No restructuring can be meaningful unless it is accompanied by, but not limited to, deep cuts in the PSE workforce. This is the cold reality that we must accept. No restructuring anywhere in the world has proceeded without deep cuts in employment. It seems we are more worried about the perception that this creates in Pakistan (the government is anti-employment and anti-labour) than the reality. The reality is that there are rules about severance pay, or there should be. No one is being put out on the street penniless. Each lost job will be compensated with a fair severance package. This has been our experience not long ago in the banking sector. Using a soft World Bank loan, millions were handed out in severance pay to those who lost their jobs when banks were restructured and privatised. When PIA transitioned to the two-person cockpit of the Boeing 777, flight engineers were up in arms. Yet those who lost their jobs because of the transition (some have got them back as Jumbo service with their gas-guzzling engines continues) were compensated handsomely. They will not tell you that.

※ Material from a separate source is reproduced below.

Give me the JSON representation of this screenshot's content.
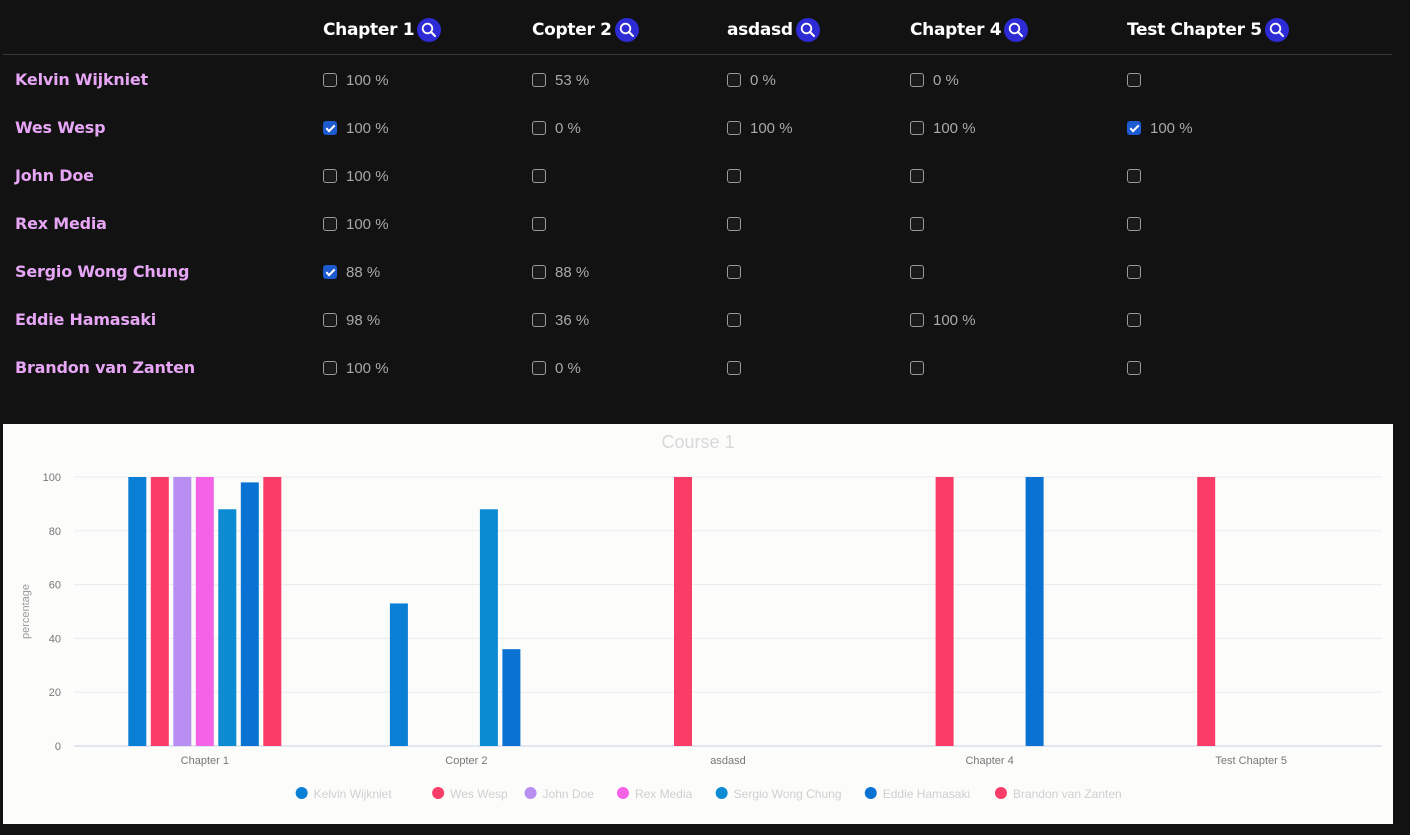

Cutting an over-bloated labour force helps reduce unit costs and raise productivity, or output per person-hour. Raising productivity with the same stock of labour is difficult to do. Indeed it is almost impossible. It sounds cold and calculated but that is the reality. No PSE will be revived and ready for privatisation, if that is the government’s ultimate objective (and it need not be), unless this first bold step is taken. What is remarkable and worthy of note is that many of these PSEs now in financial distress were once profitable organisations, including Wapda (the bane of everyone’s life in Pakistan) and PIA to give just two examples. Wapda was well run, efficient and profitable. PIA was the best airline in Asia, lean and efficient under a management whose names are now a legend with their brand-new Boeing and Trident jets cutting travel time in half and reaching out to new, exotic destinations around the world.

Published in The Express Tribune, June 28th, 2010.

COMMENTS (8)

Meekal Ahmed | 14 years ago | Reply I will try and write more clearly next time! It seems that I have confused people -- except for Atiq.
Atiq Rehman | 14 years ago | Reply @ Nadir - Yes Nadir that comment does refer to Dr. Hafeez, and earlier comments refer to Mr. Tarin. But you're still missing the point... the article is not about Tarin or Hafeez, it is about the need to reorganise PSE's.